Thomas truly is back. But what is he back from?

Coming out of high school, Thomas was an impressive sprinter at Schaumburg, Illinois. He was a state champion in the 4×200 meter relay and competed for multiple state championships in other various events.

His athletic dominance was noticed by Eastern director of track and field Brenton Emanuel, who coached at Illinois State before coming to Eastern, and awarded Thomas a scholarship to run at Illinois State.

Things were really looking up for him, and when he arrived at Illinois State, Thomas continued to shine as a track star. His talent was nothing less than impressive and his potential seemed limitless. With a bright future ahead of him, it looked as if nothing could stop him.

However, just as quickly as he achieved track prominence, he almost lost it all. With Thomas’ impressive track performances his freshman year, he said he began to develop an ego or a “big head,” which eventually made him yearn for the spotlight. In doing so, Thomas partook in activities with people he deemed “the wrong crowd.”

His new attitude and new activities brought his promising track career to a screeching halt.

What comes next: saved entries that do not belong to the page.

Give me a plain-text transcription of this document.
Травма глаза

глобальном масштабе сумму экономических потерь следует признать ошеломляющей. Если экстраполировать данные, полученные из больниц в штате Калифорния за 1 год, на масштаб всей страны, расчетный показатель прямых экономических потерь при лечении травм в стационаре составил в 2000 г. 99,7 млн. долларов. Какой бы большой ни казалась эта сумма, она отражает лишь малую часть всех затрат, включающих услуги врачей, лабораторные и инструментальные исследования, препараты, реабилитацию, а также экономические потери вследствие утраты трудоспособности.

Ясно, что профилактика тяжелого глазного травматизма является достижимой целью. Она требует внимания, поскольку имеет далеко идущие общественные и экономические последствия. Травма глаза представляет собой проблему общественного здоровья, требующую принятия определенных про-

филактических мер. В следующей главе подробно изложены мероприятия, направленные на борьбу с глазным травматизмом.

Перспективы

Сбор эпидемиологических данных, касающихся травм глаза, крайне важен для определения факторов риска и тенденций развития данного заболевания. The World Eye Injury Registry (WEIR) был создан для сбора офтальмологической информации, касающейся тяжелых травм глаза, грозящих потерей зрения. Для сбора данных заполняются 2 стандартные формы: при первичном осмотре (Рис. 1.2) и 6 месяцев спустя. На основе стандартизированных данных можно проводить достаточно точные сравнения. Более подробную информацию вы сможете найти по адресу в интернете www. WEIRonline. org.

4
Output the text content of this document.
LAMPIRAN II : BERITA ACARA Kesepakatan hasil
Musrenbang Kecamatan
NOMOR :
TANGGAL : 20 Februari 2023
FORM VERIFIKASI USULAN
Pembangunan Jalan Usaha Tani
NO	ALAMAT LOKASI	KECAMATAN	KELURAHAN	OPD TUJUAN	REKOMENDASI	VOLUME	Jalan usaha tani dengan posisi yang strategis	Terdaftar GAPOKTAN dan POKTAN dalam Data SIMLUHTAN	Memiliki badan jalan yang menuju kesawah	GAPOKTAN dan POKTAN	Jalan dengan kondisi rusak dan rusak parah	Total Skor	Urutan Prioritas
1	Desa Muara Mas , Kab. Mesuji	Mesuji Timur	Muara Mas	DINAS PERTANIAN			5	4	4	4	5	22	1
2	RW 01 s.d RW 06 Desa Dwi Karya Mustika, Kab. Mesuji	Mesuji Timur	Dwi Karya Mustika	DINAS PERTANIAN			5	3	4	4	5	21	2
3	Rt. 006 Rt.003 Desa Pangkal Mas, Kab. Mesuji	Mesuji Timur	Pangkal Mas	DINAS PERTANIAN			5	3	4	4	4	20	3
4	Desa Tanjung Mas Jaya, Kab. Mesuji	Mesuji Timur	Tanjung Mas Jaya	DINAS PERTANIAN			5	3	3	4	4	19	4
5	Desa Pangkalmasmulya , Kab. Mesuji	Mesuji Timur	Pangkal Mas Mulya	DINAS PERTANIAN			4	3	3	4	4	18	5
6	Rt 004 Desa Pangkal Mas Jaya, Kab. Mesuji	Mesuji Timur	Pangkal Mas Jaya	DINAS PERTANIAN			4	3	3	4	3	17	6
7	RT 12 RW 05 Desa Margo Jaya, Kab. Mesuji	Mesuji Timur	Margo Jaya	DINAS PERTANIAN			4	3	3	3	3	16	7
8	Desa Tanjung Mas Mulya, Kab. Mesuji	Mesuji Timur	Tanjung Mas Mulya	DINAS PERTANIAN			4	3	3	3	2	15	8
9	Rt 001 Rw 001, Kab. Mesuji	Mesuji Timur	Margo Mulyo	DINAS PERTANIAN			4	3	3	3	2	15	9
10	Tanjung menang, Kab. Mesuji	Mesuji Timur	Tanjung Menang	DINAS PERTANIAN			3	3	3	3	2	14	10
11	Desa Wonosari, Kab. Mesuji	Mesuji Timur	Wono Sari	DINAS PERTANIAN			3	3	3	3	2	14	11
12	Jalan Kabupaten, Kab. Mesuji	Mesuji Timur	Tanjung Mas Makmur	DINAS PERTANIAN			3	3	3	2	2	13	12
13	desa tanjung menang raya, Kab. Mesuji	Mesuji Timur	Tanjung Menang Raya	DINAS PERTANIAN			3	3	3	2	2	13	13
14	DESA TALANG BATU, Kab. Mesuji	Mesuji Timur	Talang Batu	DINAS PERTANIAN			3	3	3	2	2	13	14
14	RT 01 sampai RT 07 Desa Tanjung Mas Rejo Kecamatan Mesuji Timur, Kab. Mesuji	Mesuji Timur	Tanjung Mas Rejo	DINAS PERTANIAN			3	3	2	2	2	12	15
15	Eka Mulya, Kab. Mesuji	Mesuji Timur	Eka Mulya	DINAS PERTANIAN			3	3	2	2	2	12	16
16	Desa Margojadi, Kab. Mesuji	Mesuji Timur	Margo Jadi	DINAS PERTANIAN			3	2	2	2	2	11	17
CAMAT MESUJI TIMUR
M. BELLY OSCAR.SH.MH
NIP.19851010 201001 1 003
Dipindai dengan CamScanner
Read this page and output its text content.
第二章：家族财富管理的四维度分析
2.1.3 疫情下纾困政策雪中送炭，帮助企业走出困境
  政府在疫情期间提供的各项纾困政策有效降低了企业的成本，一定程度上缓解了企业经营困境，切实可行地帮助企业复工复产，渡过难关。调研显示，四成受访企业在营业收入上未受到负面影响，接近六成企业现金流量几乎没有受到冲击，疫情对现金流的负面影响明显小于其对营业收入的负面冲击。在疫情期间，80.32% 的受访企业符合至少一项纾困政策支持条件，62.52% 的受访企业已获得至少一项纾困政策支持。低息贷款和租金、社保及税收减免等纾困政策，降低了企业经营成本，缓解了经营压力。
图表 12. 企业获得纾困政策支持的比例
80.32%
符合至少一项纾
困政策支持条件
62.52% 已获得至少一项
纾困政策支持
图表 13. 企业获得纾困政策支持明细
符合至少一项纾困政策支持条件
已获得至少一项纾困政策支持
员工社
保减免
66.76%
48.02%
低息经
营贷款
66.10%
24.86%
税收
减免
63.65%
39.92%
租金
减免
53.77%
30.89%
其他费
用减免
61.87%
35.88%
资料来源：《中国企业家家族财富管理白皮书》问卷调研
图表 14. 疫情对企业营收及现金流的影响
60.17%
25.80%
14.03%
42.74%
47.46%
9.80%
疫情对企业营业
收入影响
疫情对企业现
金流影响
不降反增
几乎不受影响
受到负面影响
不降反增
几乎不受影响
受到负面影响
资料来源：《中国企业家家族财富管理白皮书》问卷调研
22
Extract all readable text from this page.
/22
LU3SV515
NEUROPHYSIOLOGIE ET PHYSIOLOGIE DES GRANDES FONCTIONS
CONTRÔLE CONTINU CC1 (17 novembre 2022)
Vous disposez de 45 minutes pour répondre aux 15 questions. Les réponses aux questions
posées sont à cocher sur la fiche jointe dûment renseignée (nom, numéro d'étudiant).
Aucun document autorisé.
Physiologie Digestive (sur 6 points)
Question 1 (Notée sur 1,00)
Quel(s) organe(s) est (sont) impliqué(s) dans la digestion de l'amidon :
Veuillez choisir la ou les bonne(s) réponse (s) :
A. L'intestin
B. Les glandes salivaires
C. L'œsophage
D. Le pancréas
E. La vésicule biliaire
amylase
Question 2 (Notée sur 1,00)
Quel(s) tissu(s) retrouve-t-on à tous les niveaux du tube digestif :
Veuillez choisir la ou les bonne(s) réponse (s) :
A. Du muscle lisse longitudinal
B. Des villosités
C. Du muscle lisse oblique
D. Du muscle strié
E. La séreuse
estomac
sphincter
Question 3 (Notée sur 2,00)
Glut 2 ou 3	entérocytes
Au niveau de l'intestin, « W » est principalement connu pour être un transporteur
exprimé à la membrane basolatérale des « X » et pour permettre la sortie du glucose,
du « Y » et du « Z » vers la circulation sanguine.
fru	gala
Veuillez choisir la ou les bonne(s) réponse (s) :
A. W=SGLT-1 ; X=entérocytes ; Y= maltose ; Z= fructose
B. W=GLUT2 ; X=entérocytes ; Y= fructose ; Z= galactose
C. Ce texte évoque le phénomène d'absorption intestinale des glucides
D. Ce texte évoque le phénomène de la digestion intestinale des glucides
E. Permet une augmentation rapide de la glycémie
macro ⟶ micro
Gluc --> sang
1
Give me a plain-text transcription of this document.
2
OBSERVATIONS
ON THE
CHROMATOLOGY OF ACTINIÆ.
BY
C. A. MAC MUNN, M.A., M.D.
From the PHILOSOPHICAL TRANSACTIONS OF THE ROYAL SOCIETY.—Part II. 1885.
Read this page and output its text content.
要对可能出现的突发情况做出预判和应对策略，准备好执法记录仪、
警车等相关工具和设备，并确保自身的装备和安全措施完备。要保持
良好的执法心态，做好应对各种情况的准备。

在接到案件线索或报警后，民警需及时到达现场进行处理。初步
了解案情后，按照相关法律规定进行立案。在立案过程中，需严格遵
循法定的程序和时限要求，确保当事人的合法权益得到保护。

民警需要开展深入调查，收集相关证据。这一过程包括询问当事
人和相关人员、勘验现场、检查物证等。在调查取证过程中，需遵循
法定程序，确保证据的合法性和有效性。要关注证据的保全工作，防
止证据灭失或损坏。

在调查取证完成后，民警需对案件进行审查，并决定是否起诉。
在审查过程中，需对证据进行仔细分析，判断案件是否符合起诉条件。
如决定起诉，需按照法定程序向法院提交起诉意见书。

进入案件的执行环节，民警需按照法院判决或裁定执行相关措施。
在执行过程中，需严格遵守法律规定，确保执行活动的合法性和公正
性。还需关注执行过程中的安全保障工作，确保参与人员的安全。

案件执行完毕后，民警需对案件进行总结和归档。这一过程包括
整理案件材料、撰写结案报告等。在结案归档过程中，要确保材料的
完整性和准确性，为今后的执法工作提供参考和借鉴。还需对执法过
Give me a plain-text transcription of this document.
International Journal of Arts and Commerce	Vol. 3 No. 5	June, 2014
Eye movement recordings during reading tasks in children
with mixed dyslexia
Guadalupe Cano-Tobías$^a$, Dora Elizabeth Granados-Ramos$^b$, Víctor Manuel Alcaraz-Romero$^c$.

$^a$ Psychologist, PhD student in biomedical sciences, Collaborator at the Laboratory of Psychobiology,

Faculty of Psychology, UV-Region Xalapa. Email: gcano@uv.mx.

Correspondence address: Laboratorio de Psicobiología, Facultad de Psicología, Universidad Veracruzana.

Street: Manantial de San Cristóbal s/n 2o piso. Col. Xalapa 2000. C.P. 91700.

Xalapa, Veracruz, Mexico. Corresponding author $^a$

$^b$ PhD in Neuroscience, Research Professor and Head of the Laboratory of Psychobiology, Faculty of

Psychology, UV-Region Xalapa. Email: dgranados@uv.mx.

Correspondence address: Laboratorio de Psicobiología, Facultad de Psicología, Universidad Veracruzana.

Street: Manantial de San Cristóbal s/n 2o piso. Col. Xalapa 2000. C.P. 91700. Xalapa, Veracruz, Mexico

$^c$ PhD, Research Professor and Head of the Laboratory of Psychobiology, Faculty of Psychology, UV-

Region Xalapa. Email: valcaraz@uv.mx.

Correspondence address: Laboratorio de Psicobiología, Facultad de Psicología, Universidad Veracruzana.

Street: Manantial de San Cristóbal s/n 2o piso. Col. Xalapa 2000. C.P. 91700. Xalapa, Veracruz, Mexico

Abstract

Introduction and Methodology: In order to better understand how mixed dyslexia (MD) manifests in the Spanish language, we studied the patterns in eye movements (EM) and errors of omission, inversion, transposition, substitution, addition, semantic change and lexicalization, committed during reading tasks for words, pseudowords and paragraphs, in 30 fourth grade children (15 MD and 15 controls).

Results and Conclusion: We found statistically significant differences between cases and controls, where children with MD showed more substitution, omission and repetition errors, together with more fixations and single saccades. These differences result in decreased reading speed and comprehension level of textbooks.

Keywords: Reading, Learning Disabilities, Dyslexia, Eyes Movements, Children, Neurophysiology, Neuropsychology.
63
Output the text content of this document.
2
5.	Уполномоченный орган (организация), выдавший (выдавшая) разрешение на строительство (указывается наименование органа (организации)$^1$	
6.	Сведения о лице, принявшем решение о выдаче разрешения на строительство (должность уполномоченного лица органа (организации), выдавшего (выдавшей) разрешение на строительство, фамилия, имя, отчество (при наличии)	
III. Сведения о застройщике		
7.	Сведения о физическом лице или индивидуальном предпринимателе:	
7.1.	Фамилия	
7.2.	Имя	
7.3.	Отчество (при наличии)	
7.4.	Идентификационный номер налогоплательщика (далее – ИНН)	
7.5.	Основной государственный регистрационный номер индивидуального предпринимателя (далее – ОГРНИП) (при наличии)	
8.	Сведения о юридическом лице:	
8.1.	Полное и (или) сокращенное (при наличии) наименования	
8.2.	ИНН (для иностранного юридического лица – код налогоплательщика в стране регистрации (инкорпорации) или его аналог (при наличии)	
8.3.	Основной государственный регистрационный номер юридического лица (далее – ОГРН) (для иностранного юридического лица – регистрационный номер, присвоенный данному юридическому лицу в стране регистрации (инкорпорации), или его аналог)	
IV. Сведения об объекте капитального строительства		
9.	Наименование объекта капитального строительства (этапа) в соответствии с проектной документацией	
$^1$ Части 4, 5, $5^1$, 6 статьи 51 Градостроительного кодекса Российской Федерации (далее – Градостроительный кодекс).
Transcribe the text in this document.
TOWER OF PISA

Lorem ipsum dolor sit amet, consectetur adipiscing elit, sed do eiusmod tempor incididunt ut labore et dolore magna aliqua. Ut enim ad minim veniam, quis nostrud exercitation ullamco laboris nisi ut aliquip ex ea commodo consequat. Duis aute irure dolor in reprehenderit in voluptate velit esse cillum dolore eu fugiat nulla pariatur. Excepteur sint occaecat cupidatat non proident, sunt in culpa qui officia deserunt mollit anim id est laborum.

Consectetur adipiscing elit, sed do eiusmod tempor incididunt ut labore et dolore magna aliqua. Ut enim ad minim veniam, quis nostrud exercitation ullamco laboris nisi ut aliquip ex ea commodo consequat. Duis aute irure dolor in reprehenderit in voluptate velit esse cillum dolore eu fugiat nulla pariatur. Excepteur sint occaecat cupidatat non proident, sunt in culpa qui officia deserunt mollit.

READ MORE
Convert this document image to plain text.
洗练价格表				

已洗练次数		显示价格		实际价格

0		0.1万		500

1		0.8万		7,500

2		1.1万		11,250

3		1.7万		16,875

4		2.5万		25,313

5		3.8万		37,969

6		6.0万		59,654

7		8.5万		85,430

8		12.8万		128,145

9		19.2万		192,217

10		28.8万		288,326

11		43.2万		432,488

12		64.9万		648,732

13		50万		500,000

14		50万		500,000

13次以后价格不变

Illinois State released him from the roster, and Thomas never found his way back on to the team. He said the doors of opportunities felt like they were closing on him.

The magnitude of the situation hit him hardest when his roommate, who was also on the track team, left to compete for conference.

Thomas said he felt the weight of his reality come crashing down as his roommate closed the door, leaving him to process where it all went wrong.

Thomas had hit the bottom.

Although he found solace and comfort in competing in one of his favorite hobbies, Esports, he grew to miss how track made him feel.

All of the blood, sweat and tears he put into being a great track athlete seemed to be gone. He questioned what to do next.

Would he go on to run track again or would he pursue Esports? He said his love for videogames helped him look at the “bigger picture” and gave him more perspective. It allowed him to look beyond being a track athlete.

But during those confusing and uncertain times in Thomas’ life, Emanuel took the head coaching job for Eastern’s program and presented Thomas with an opportunity. Emanuel always wanted to see Thomas graduate above anything else and wanted to give him the chance to hit the track once again and thus help Thomas find himself in the process.

Thomas accepted the opportunity and became a Panther.

When first coming to Eastern and joining the team, he was not allowed to run track immediately. He had to wait a year to finally get back into the action.

Thomas said this made him question his love for track and it made it hard for him to “buy in” to the sport he grew up loving.

However, after working with his teammates and making strides to better himself, he found himself in love with the sport again. A year later, he was at Iowa shooting off the blocks while his team cheered him on.

He crossed that finish line, and in doing so not only solidified his status as a phenomenal runner but also proved his growth as a human being.

In crossing the finish line, he truly proved he was back. Nearly a month after the Iowa event, Thomas took first place in the 60-meter and 200-meter dash events at the OVC Indoor Championships.

To Thomas, track is more than meters. To him, it is leading by example. It is working hard every day while having fun with what you enjoy.

It is never giving up on yourself and constantly working toward improving. To Thomas, it is proving that through all the trials and tribulations, “we’re still here.”